Key distributed settings:

```yaml
distributed:
  strategy: fsdp2
  pp_size: 4
  ep_size: 64
  activation_checkpointing: true
  pipeline:
    pp_schedule: interleaved1f1b
    layers_per_stage: 2
```

### Step-3.5 Flash (StepFun)

[`examples/llm_finetune/stepfun/step_3.5_flash_hellaswag_pp.yaml`](https://github.com/NVIDIA-NeMo/Automodel/blob/main/examples/llm_finetune/stepfun/step_3.5_flash_hellaswag_pp.yaml) — validated using **64 H100 GPUs** (8 nodes x 8).

Key distributed settings:

```yaml
distributed:
  strategy: fsdp2
  pp_size: 2
  ep_size: 32
  pipeline:
    pp_schedule: interleaved1f1b
    layers_per_stage: 2
```

### DeepSeek-V3.2

[`examples/llm_finetune/deepseek_v32/deepseek_v32_hellaswag_pp.yaml`](https://github.com/NVIDIA-NeMo/Automodel/blob/main/examples/llm_finetune/deepseek_v32/deepseek_v32_hellaswag_pp.yaml) — validated using **256 H100 GPUs** (32 nodes x 8).

Key distributed settings:

```yaml
distributed:
  strategy: fsdp2
  pp_size: 4
  ep_size: 64
  activation_checkpointing: true
  pipeline:
    pp_schedule: interleaved1f1b
    layers_per_stage: 2
```

## Launch Training

NeMo Automodel supports several ways to launch training—via the Automodel CLI with Slurm, interactive sessions, `torchrun`, and more.

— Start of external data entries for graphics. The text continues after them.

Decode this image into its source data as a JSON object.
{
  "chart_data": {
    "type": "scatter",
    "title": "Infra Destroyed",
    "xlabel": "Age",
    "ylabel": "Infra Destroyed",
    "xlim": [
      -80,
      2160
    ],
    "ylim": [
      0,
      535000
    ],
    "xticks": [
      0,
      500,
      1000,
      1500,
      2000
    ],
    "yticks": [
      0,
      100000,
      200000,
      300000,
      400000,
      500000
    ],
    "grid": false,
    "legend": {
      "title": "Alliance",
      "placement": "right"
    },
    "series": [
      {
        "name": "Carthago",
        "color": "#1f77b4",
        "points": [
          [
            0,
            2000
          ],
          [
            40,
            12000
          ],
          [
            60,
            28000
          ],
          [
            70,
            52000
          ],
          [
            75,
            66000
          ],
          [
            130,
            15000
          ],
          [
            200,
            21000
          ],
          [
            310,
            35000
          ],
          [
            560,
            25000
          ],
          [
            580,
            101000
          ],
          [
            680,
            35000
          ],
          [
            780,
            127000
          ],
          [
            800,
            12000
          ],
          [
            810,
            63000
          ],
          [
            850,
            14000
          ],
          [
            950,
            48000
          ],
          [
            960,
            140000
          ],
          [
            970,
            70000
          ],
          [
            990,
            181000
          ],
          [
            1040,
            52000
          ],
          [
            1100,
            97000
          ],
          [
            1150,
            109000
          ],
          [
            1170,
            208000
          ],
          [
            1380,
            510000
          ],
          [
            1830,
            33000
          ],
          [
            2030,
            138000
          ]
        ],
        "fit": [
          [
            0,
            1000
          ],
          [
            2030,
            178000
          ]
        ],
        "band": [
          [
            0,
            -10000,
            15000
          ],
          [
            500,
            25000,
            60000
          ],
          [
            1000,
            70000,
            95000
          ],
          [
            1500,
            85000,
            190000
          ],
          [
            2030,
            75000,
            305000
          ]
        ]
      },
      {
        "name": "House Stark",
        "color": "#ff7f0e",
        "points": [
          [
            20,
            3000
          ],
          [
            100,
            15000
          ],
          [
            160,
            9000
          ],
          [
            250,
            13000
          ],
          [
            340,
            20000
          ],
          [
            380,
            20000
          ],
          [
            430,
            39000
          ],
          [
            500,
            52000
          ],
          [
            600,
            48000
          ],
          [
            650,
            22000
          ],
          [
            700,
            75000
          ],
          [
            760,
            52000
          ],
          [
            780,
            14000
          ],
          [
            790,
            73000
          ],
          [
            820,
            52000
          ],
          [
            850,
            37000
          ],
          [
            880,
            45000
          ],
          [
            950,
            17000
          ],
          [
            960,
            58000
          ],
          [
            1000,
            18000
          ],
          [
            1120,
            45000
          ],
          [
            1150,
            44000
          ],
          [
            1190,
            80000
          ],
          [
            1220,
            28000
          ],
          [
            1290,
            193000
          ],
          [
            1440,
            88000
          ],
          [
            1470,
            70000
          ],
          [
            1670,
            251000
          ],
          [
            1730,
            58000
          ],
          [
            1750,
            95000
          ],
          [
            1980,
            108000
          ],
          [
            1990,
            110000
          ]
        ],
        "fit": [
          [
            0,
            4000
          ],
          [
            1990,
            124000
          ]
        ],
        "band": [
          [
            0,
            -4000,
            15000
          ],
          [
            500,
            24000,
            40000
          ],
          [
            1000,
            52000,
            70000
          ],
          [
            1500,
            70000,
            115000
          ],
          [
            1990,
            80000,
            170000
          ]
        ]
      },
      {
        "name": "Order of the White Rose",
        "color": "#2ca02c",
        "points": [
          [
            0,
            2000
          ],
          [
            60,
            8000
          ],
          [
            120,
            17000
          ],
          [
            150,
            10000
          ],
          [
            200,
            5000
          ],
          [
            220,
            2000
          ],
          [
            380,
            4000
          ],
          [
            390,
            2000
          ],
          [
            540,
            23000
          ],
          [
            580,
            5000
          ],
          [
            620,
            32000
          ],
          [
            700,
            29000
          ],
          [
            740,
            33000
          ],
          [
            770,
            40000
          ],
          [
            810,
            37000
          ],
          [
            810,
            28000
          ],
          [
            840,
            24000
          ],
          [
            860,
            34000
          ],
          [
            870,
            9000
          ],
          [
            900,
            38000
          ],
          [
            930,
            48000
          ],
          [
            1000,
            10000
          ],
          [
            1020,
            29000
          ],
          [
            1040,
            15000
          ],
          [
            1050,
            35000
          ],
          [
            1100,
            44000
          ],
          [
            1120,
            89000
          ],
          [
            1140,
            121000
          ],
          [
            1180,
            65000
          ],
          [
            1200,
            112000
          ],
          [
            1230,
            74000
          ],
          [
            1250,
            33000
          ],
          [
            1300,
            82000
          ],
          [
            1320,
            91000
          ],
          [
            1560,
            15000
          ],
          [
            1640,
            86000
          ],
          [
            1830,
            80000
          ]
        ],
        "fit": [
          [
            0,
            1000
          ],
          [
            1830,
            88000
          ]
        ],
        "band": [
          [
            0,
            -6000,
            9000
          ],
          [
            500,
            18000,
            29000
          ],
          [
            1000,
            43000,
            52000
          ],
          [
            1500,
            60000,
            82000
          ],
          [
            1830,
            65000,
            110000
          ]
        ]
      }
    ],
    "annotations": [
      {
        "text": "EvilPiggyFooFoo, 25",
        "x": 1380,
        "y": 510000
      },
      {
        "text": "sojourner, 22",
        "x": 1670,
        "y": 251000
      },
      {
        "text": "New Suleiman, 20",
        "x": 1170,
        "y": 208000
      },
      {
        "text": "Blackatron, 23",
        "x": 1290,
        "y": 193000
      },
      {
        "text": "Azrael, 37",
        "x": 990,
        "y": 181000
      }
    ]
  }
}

For full details on all launch options (Slurm batch jobs, multi-node configuration, environment variables, etc.), see the [Run on a Cluster](/job-launchers/slurm-cluster) guide.

### Automodel CLI

```bash
automodel finetune llm -c examples/llm_finetune/glm/glm_5_hellaswag_pp.yaml
```

Replace the recipe path with the one for your target model.

### torchrun

```bash
export TRANSFORMERS_OFFLINE=1
export HF_HOME=your/path/to/hf_cache
export HF_DATASETS_OFFLINE=1
export WANDB_API_KEY=your_wandb_key

torchrun --nproc-per-node=8 \
         --nnodes=8 \
         --rdzv_backend=c10d \
         --rdzv_endpoint=${MASTER_ADDR}:${PORT} \
  nemo_automodel/recipes/llm/benchmark.py \
    -c examples/llm_finetune/glm/glm_5_hellaswag_pp.yaml \
    --model.pretrained_model_name_or_path=/your/local/model_weights
```

Replace the `-c` path, `--nnodes`, and `--model.pretrained_model_name_or_path` for the model you want to fine-tune.

**Before you start**:

* Hugging Face applies rate limits on downloads. We recommend cloning the model repository to your local filesystem beforehand.
* Ensure your Hugging Face cache (`HF_HOME`) is configured and that the dataset is already cached locally.
* To enable Weights & Biases logging, set your `WANDB_API_KEY` and configure the `wandb` section in the YAML file.